Cure is an album that lyrically draws from a high concentration of bleak media, with the title itself coming from a Japanese psychological horror film. Jesse, out of his adoration for True Detective’s Rust Cole, attempted to pick up Thomas Ligotti’s Conspiracy Against the Human Race and has since adamantly advised against ever reading it due to its poisonous negativity.

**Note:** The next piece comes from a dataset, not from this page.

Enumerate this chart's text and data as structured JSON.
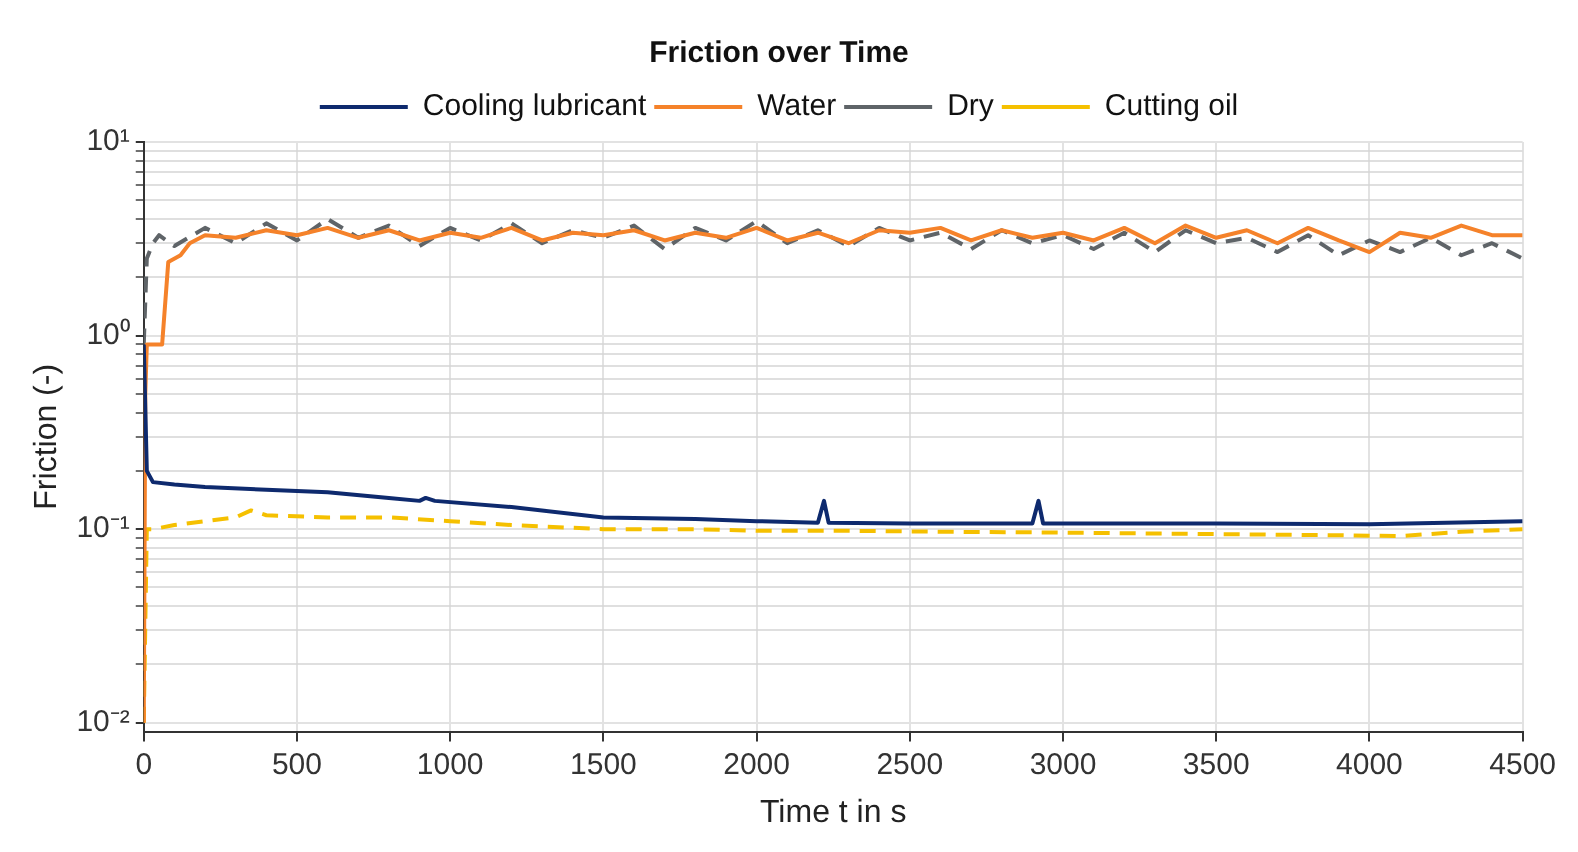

He had to give up on it entirely because he described it as a “virus”. As a result, this is the closest an ERRA album gets to negative territory. “Slow Sour Bleed” and “Crawl Backwards Out of Heaven” display this the most, with the former even practically name dropping the book, but the darkness runs as a common thread throughout most of the record, with “Rumor of Light” depicting a “world hollowing and frail” and “Idle Wild” coming across as a surrender to hopelessness. What makes “Wave” such a crucially positioned song is it frames the album’s one glimpse of hope as the album’s moment of closure. “Waking up to feel the sunshine” is the last sentence you hear on
Cure, and it feels like the light is finally visible at the end of the tunnel. It’s a beautiful moment of positivity and it stands as one of their most resonant creative decisions ever.
If the self-titled was the full culmination of everything ERRA had done up to that point,
Cure is a full on deconstruction and rebuilding of who they are. It dives headfirst into waters both lyrically and musically uncharted in ERRA’s catalog, while still remarkably keeping the ethos of the prior album intact. It's a fascinating and deeply admirable follow up from a band whose moment in the limelight happened to align perfectly with their lineup's most pronounced surge of synchronicity, and it only further cements the band's confidence in themselves and their creativity.